I recently saw Angela Duckworth speak at a conference and from that day forward, my outlook on assesssing talent has pivoted. I take it personally when I hire someone for an organization that was promising during the interview process and fizzles out over time. Not because they are falling behind, but because they didn’t try hard enough. Success is measured by effort. Relentless effort plus dedicated time equals achievement. Angela would call this Grit.
Memorize this formula
For example, I take an interest tennis. Interest is where it stops me. I play once every few months and far from good. I’d say “just ok”. Outside of anatomical advantages, a tennis player isn’t a legend without effort. With a little bit of raw talent, the tennis player practices diligently and over time, they will develop skill. The problem is most people stop there. Not Serena Williams. Her secret weapon to arguably being the best woman tennis player of all time is her serve. Was she born with a good serve? No. She took the talent put in the effort to yield skill. With the skill, she puts in countless hours of training, conditioning and deliberate practice to achieve. Angela says deliberate practice day in and day out is the key. Serena Williams defines Grit in the tennis world. Grit is also found in the workplace.

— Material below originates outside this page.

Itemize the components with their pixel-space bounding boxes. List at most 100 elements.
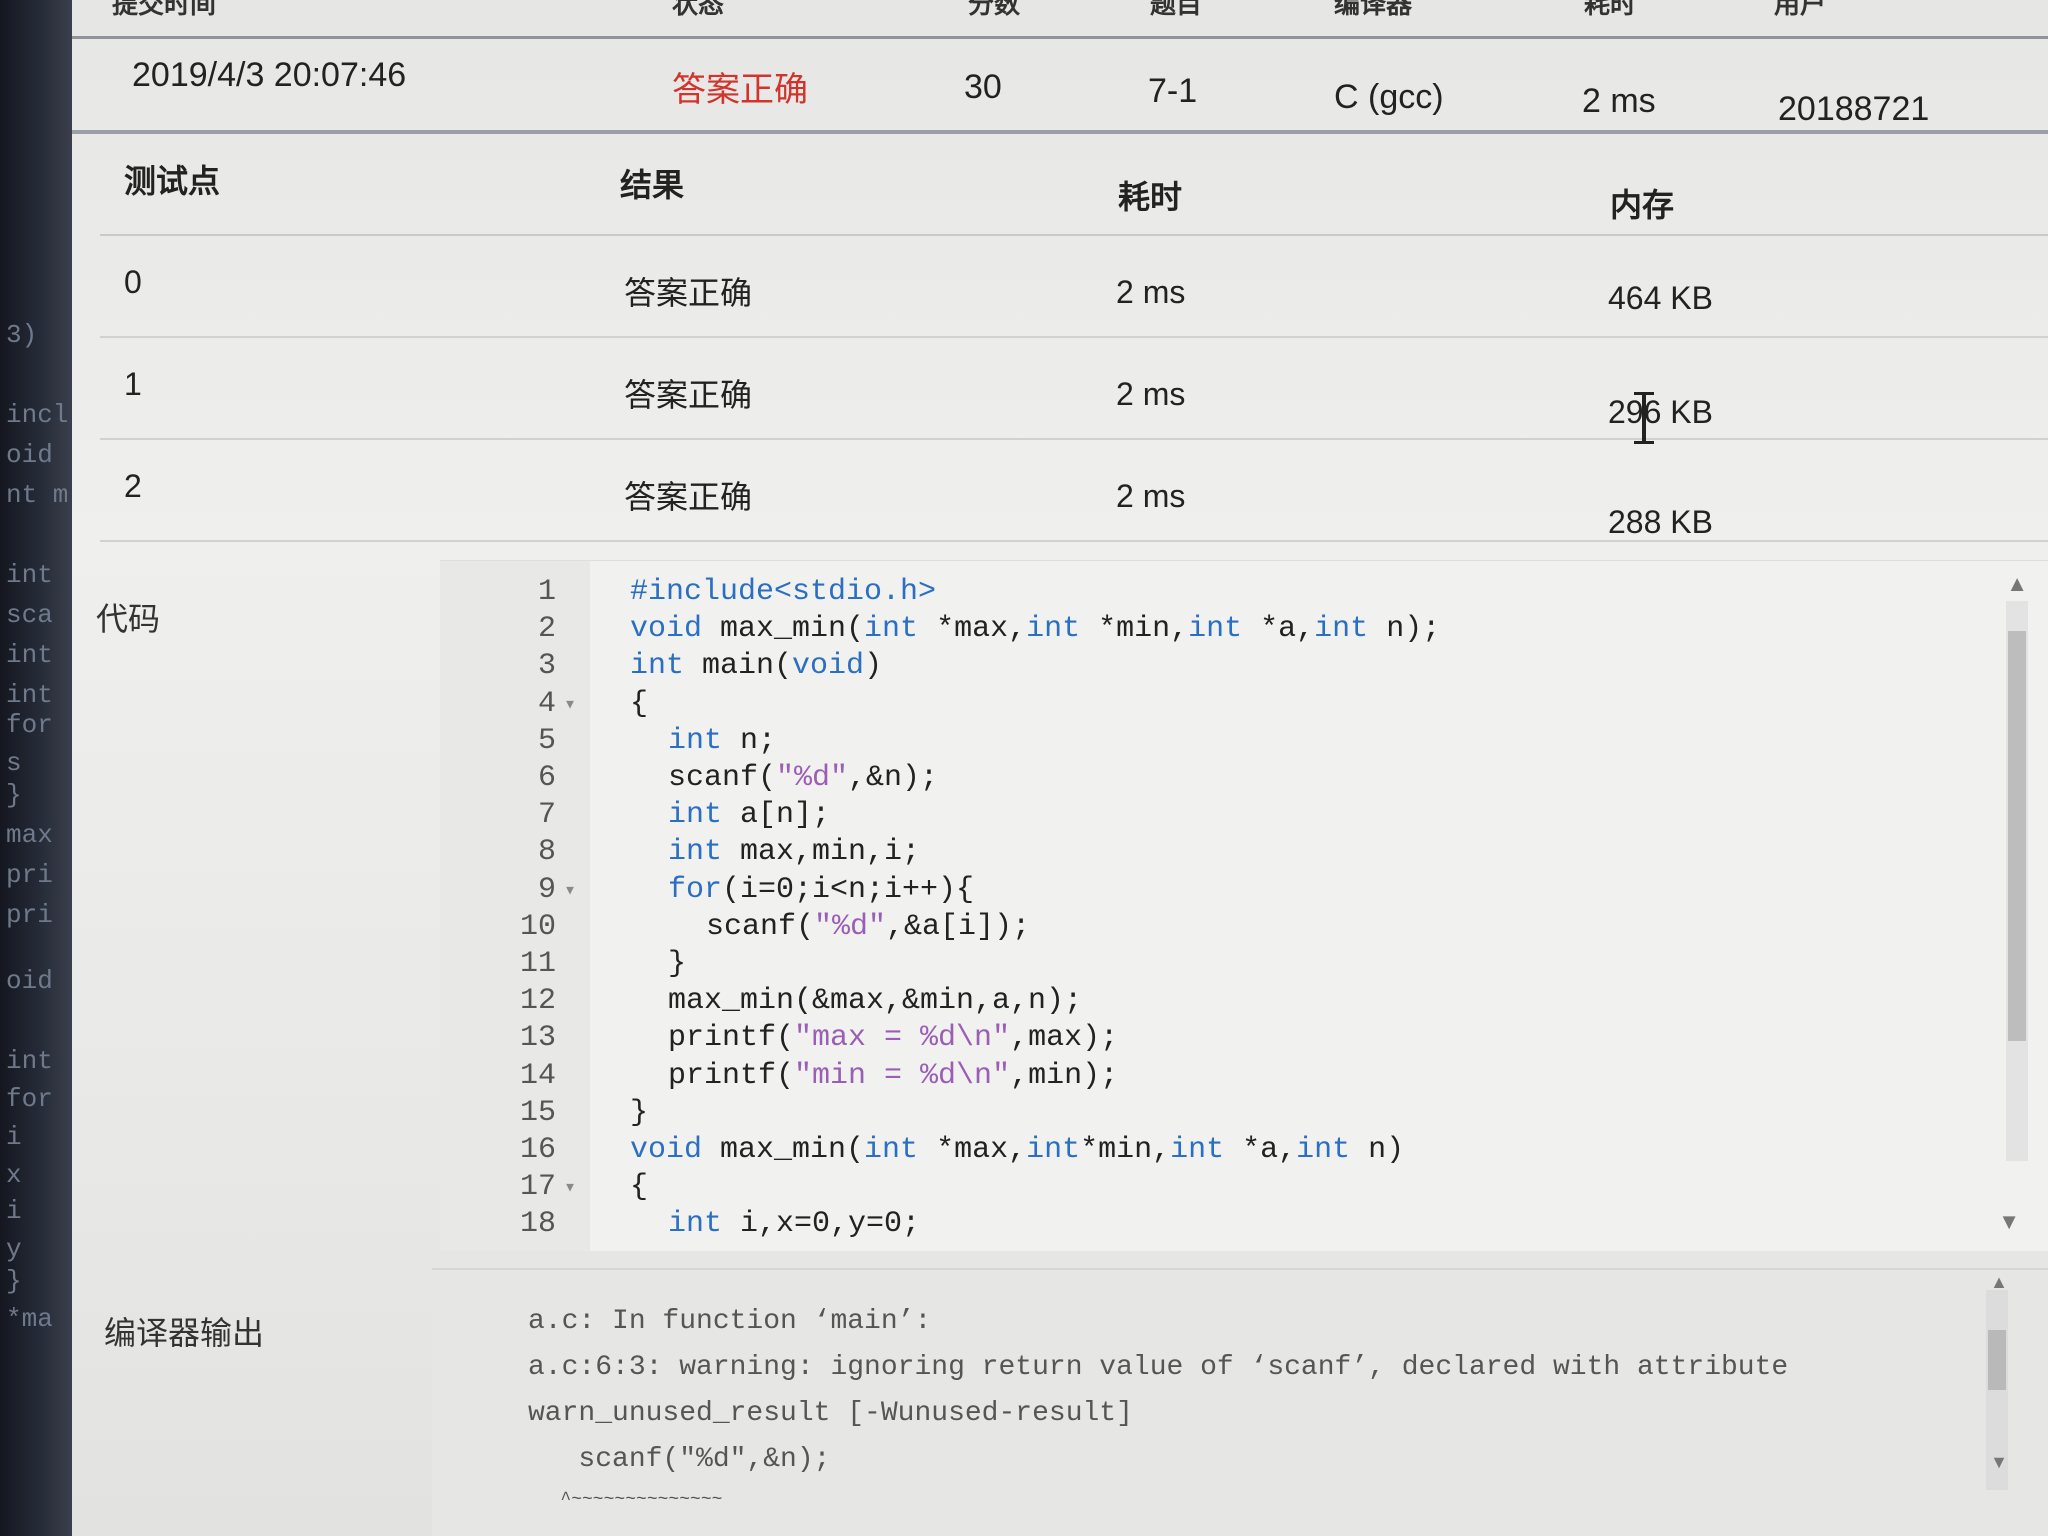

If you influence the hiring process, it’s essential to assess Grit and make it your number one priority. I couldn’t put Angela’s book down because with every page turned, my mind was blown. Here are a few takeaways.
Ways to identify Grit in the interview process.
- Identify passion. Before hammering on technical qualifications during the interview, ask this simple question. “Tell me something you are passionate about.” Actively listen to the response. Do they convey themselves as a natural? Do they emphasize the dedication, effort and loyalty put into their passion? Is their passion an exciting topic to discuss? It’s impossible to find the perfect technical fit for any position. You will fail if you try. Grit turns passion into achievment.
- Have the candidate define effort. Effort counts twice in the Grit formula. Effort is the driving force to achievement and if someone is striving to achieve effort being deliberate is a must. Nothing in life comes easy. I would never tell Serena Williams she’s a world legend because she’s naturally talented. She would say it’s the long, grueling hours of deliberate practice that yields her results. World class olympic gymnasts don’t show up on the mat and stick it. If there are roughly 1460 days in a 4 year period, you can bet they are practicing at least 1350 of those days up to 12 hours a day. That’s 16,200 hours for the short performance on the world stage once every 4 years.
- Ask about failures. Do they take ownership for their set backs or do they point fingers? How do they react? A gritty person takes ownership and looks at set backs as a learning opportunity to try even harder.
Deliberate practice translates across an entire organization. Every position, big or small, requires grit. Gritty sales people never give up chasing the sales. Gritty designers go back to the drawing board over and over again until they produce great work. Gritty nurses go above and beyond to provide world class care. Never settle. Don’t let yourself be swooned by buzzwords and their ability to win you over in a short interview. Technical skills are convenient. Knowing how a candidate applies their technical skills is where the bets will be hedged. Hire for Grit.